Nous sommes dans l’antichambre de notre propre liquidation.
C’est la fabrique d’individus dépourvus, sans opinion et interchangeables, commençant à s’emplir d’indifférence.
C’est un désenchantement qui suit le cours de la passivité ; un décharnement qui brise nos entrailles de soignants.
Exacerbation du sentiment de notre impuissance la plus grande, sous une pluie d’injonctions verticales et intempestives, auxquelles nous ne pouvons réchapper, auxquelles nous réagissons parfois, souvent de manière parfaitement prévisible.
Ce modèle rend les hommes superflus, appartenant ainsi à une humanité indistincte… On élimine l’individu au profit de l’espèce comme dirait Hannah Arendt.
Nous sommes alors en proie à une réelle solitude intellectuelle, c’est la situation du soignant réduit à une dimension de producteur, qui n’a plus la capacité de s’adresser aux autres et qui n’intéresse plus personne.
Les hommes ainsi isolés, sont sans pouvoir ; et l’isolement a un sens politique.
Mais à l’heure où la politique n’est plus que travail de spécialistes, où chacun se contente d’alimenter dans son coin cette dérision généralisée, et où, le politique se réduit à des responsabilités juridiques, nous sommes dépourvus de repères et devenons la proie à de faciles manipulations.
C’est ainsi que la direction assénant un discours et un vocabulaire de management, trouve des services qui « descendent » d’autres services, collaborant par là même au démembrement de l’hôpital.
Que chaque salarié doit alors proposer des idées pour améliorer son poste, chaque unité des idées pour améliorer son service ; sa méthode pour organiser sa douce agonie, en tout cas silencieuse.
Il serait donc illusoire de penser que nous résistons à un monstre diabolique, tout comme il serait illusoire d’attendre un sauveur.
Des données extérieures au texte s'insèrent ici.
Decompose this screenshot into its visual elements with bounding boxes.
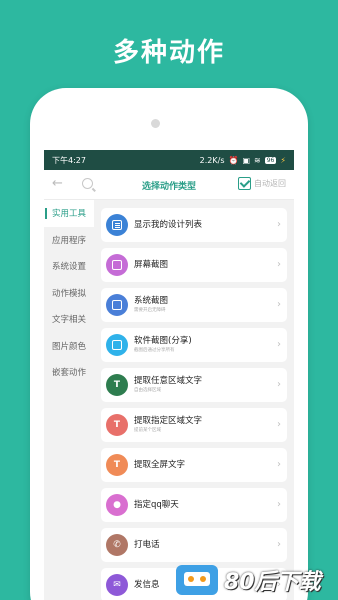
text-region-icon: T — [106, 414, 128, 436]
alarm-icon: ⏰ — [228, 155, 239, 165]
network-speed: 2.2K/s — [199, 155, 225, 165]
sidebar-item-utility-tools[interactable]: 实用工具 — [44, 200, 94, 227]
action-row-extract-any-text[interactable]: T 提取任意区域文字 自由选择区域 › — [101, 368, 287, 402]
chevron-right-icon: › — [277, 219, 281, 230]
chevron-right-icon: › — [277, 299, 281, 310]
action-list: 显示我的设计列表 › 屏幕截图 › 系统截图 需要开启无障碍 › 软件截图(分享… — [101, 208, 287, 600]
chevron-right-icon: › — [277, 499, 281, 510]
action-label: 屏幕截图 — [134, 259, 169, 270]
qq-icon: ● — [106, 494, 128, 516]
sidebar-item-apps[interactable]: 应用程序 — [44, 227, 94, 254]
sidebar-item-label: 应用程序 — [52, 235, 87, 246]
system-screenshot-icon — [106, 294, 128, 316]
sidebar-item-label: 实用工具 — [52, 209, 87, 220]
action-row-qq-chat[interactable]: ● 指定qq聊天 › — [101, 488, 287, 522]
phone-screen: 下午4:27 2.2K/s ⏰ ▣ ≋ 96 ⚡ ← 选择动作类型 自动返回 实… — [44, 150, 294, 600]
sidebar-item-label: 系统设置 — [52, 262, 87, 273]
chevron-right-icon: › — [277, 379, 281, 390]
action-label: 提取全屏文字 — [134, 459, 186, 470]
speaker-dot — [151, 119, 160, 128]
sidebar-item-text[interactable]: 文字相关 — [44, 306, 94, 333]
sidebar-item-system-settings[interactable]: 系统设置 — [44, 253, 94, 280]
watermark-text: 80后下载 — [224, 570, 321, 595]
status-bar: 下午4:27 2.2K/s ⏰ ▣ ≋ 96 ⚡ — [44, 150, 294, 170]
action-label: 提取指定区域文字 — [134, 416, 203, 426]
action-sublabel: 截图后通过分享所有 — [134, 348, 175, 353]
share-screenshot-icon — [106, 334, 128, 356]
status-time: 下午4:27 — [52, 155, 86, 165]
action-row-extract-region-text[interactable]: T 提取指定区域文字 提前某个区域 › — [101, 408, 287, 442]
app-bar: ← 选择动作类型 自动返回 — [44, 170, 294, 200]
action-label: 打电话 — [134, 539, 160, 550]
chevron-right-icon: › — [277, 539, 281, 550]
promo-title: 多种动作 — [112, 38, 225, 68]
sidebar-item-label: 嵌套动作 — [52, 368, 87, 379]
charging-icon: ⚡ — [280, 155, 286, 165]
action-row-extract-fullscreen-text[interactable]: T 提取全屏文字 › — [101, 448, 287, 482]
action-sublabel: 提前某个区域 — [134, 428, 161, 433]
category-sidebar: 实用工具 应用程序 系统设置 动作模拟 文字相关 图片颜色 嵌套动作 — [44, 200, 94, 600]
list-icon — [106, 214, 128, 236]
sidebar-item-label: 动作模拟 — [52, 288, 87, 299]
wifi-icon: ≋ — [254, 155, 261, 165]
action-label: 发信息 — [134, 579, 160, 590]
sidebar-item-nested-actions[interactable]: 嵌套动作 — [44, 359, 94, 386]
text-extract-icon: T — [106, 374, 128, 396]
action-label: 显示我的设计列表 — [134, 219, 203, 230]
content-area: 实用工具 应用程序 系统设置 动作模拟 文字相关 图片颜色 嵌套动作 显示我的设… — [44, 200, 294, 600]
chevron-right-icon: › — [277, 419, 281, 430]
action-row-share-screenshot[interactable]: 软件截图(分享) 截图后通过分享所有 › — [101, 328, 287, 362]
sidebar-item-action-simulation[interactable]: 动作模拟 — [44, 280, 94, 307]
chevron-right-icon: › — [277, 259, 281, 270]
action-sublabel: 自由选择区域 — [134, 388, 161, 393]
phone-icon: ✆ — [106, 534, 128, 556]
auto-back-checkbox[interactable] — [238, 177, 251, 190]
sidebar-item-image-color[interactable]: 图片颜色 — [44, 333, 94, 360]
action-label: 提取任意区域文字 — [134, 376, 203, 386]
chevron-right-icon: › — [277, 339, 281, 350]
auto-back-label: 自动返回 — [254, 179, 286, 188]
sidebar-item-label: 文字相关 — [52, 315, 87, 326]
action-label: 系统截图 — [134, 296, 169, 306]
cassette-logo-icon — [176, 565, 218, 595]
status-indicators: 2.2K/s ⏰ ▣ ≋ 96 ⚡ — [200, 156, 286, 165]
text-fullscreen-icon: T — [106, 454, 128, 476]
action-row-design-list[interactable]: 显示我的设计列表 › — [101, 208, 287, 242]
watermark: 80后下载 — [176, 563, 338, 597]
action-label: 软件截图(分享) — [134, 336, 192, 346]
sim-icon: ▣ — [242, 155, 251, 165]
message-icon: ✉ — [106, 574, 128, 596]
battery-icon: 96 — [264, 156, 277, 164]
auto-back-toggle[interactable]: 自动返回 — [238, 177, 286, 190]
action-row-system-screenshot[interactable]: 系统截图 需要开启无障碍 › — [101, 288, 287, 322]
sidebar-item-label: 图片颜色 — [52, 341, 87, 352]
action-label: 指定qq聊天 — [134, 499, 179, 510]
action-row-screenshot[interactable]: 屏幕截图 › — [101, 248, 287, 282]
action-sublabel: 需要开启无障碍 — [134, 308, 166, 313]
screenshot-icon — [106, 254, 128, 276]
action-row-phone-call[interactable]: ✆ 打电话 › — [101, 528, 287, 562]
chevron-right-icon: › — [277, 459, 281, 470]
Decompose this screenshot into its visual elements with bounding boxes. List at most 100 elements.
Mais ne nous laissons pas envahir par une espèce de culpabilité collective et confuse, ne croyons pas que si tout le monde ou presque est coupable, personne ne l’est, car si chaque individu, chaque soignant est aussi le produit de son temps, il n’en reste pas moins que nous devons assumer nos actes, car nous en sommes responsables.
Or c’est dans les failles de ce système institutionnel, que nous rencontrons de lumineuses leçon d’éthique qui ne seraient pas apparues dans tout autre contexte, ainsi nous formulons l’hypothèse que tout n’était pas sympathique avant et que tout n’est pas abominable aujourd’hui.
Nous vous invitons donc, à « un renversement de l’ordre du silence ».
Et puis, il est bon de se rappeler, comme le disait Hannah Arendt, que « Tant que nous souffrons, dans les conditions du désert, nous sommes encore humains, encore intact. »
Alors,
Comment se mobiliser pour résister à cette machine infernale ?
Qu’en est-il de notre socle commun, de nos valeurs éthiques et politiques ?
Qu’en est-il de la valeur humaine de la folie ?
« Où commence et où finit la clinique ? »
L’ Association Culturelle du Personnel de St Alban.